Bochenski1962
Existem no homem três espécies de saber. A primeira é o saber indutivo das ciências positivas. Baseia-se no instinto de dominação e nunca chega a leis compulsivas. Seu objeto é a realidade. Scheler admite a existência da realidade, mas afirma com Dilthey que um ser puramente cognoscente não teria realidade, porque a realidade é aquilo que opõe resistência a nosso esforço. O choque com essa resistência prova a existência do real.

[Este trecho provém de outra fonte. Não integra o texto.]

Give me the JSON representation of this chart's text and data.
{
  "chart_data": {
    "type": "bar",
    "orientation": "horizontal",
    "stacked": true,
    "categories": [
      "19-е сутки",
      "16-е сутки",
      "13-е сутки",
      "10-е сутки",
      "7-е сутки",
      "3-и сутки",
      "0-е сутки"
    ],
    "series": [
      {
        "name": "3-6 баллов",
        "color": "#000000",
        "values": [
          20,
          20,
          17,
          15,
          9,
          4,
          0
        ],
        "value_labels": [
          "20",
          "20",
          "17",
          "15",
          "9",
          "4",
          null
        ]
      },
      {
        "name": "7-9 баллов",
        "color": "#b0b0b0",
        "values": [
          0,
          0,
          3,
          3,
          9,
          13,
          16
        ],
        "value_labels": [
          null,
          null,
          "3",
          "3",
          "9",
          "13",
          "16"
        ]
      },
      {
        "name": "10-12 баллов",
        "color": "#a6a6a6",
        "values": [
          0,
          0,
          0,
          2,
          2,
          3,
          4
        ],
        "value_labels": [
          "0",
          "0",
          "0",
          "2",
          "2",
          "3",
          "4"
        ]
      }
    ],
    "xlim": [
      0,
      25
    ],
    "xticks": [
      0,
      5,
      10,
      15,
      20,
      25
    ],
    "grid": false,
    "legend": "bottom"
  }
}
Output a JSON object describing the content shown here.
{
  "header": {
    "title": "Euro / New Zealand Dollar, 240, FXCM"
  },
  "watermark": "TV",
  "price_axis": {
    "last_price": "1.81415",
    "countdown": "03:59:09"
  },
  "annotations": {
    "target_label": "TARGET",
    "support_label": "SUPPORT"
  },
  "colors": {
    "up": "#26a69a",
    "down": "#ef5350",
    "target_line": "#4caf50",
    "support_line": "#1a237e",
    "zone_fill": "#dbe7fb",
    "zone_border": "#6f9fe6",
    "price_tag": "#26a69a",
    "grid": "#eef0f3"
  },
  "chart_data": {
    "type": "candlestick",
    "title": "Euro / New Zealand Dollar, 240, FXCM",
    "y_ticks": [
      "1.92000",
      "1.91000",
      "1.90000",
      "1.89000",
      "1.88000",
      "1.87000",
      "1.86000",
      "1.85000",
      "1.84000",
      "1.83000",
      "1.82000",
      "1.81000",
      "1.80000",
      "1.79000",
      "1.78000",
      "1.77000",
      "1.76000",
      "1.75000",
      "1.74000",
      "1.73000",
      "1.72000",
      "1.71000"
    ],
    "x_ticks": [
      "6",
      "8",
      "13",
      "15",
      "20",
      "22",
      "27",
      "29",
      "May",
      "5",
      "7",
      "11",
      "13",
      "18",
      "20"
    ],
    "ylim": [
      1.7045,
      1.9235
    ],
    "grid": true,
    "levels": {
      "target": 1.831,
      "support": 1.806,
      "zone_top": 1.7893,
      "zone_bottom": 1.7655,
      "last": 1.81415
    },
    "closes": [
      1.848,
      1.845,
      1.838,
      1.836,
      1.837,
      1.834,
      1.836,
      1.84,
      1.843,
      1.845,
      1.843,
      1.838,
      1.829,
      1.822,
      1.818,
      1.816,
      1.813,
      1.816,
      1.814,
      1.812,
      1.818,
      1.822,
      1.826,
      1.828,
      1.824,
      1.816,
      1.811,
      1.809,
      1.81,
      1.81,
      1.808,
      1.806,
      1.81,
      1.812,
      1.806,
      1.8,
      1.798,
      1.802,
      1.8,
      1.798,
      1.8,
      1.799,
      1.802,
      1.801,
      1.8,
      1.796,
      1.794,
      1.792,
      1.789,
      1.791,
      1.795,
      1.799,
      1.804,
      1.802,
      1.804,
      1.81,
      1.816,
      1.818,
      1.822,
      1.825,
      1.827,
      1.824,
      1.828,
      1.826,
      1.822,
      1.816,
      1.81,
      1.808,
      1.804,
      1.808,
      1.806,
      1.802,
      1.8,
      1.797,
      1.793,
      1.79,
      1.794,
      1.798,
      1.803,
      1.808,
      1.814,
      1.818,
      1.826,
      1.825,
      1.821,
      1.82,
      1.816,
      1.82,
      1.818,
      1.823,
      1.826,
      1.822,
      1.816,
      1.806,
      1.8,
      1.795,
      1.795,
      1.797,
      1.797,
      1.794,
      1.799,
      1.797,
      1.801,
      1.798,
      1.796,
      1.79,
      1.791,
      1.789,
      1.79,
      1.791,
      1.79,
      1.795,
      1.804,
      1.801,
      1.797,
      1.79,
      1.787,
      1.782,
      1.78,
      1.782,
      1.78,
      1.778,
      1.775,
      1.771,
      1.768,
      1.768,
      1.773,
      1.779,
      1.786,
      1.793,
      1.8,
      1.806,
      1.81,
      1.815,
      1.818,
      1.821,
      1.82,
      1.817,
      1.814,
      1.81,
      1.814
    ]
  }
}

A segunda espécie de saber é o saber da estrutura essencial de tudo o que é, da “quididade” (die Washeit) das coisas. A este saber conduz-nos a abstenção do comportamento instintivo, a abstração da presença real das coisas; seu objeto é” o a priori. Scheler assegura, com Kant, que existe um conhecimento do a priori. Considera a priori todas as proposições e unidades significativas ideais que são dadas, abstraindo de toda “posição” do sujeito que as pensa. Contudo, neste terreno, Scheler opõe-se em diferentes pontos a Kant. Em primeiro lugar, as essências, e não as proposições, constituem primariamente o a priori. Em segundo lugar, o domínio do “a priori-evidente” nada tem que ver com o domínio do formal: existe um a priori material, conteúdos independentes da experiência e da indução. Scheler rejeita energicamente o conceptualismo idealista e o nominalismo positivista. Além disso, tampouco quer conceder a Kant que a teoria do conhecimento seja a teoria fundamental do a priori. O proton pseudos (o primeiro passo em falso) dos kantianos consiste em haver pôsto a questão: como é possível que alguma coisa possa ser dada? em vez da questão fundamental: “que coisa é que é dada?”. Por isso, a teoria do conhecimento não é, segundo ele, senão uma seção da doutrina das relações objetivas das essências. Por fim, a teoria kantiana da espontaneidade do pensamento, segundo a qual tudo o que é relação deve ser produzido pelo entendimento (ou antes, pela razão prática), afigura-se-lhe ser radicalmente falsa. Na realidade, não existe entendimento que prescreva suas leis à natureza. Só podemos estabelecer o que estriba numa convenção, nunca porém leis. Mas o erro máximo de Kant e de toda a filosofia racionalista consiste em haver confundido o a priori e o racional. Na realidade, toda nossa vida espiritual passui um conteúdo a priori — mesmo a parte emotiva do espírito, a que sente, ama, odeia, etc. Existe uma “ordem do coração” a priori, uma “lógica do coração” (Pascal) em sentido estrito. Scheler desenvolveu, a partir deste ponto de vista, a fenomenologia de Husserl de maneira peculiar e abriu-lhe novos horizontes. Designou esta doutrina apriorismo emocional.
A terceira espécie de saber é o saber metafísico ou saber de salvação. Provém da junção dos resultados das ciências positivas com a filosofia que estuda a essência. Constituem seu objeto, primeiramente, os problemas-limites das ciências (por exemplo, “que é a vida?”) e, em seguida, a metafísica do absoluto. Contudo, o caminho para esta metafísica não pode partir do ser-objeto, mas arranca da antropologia filosófica, a qual se propõe a questão: “que é o homem?”. A metafísica moderna deve ser uma meta-antropologia.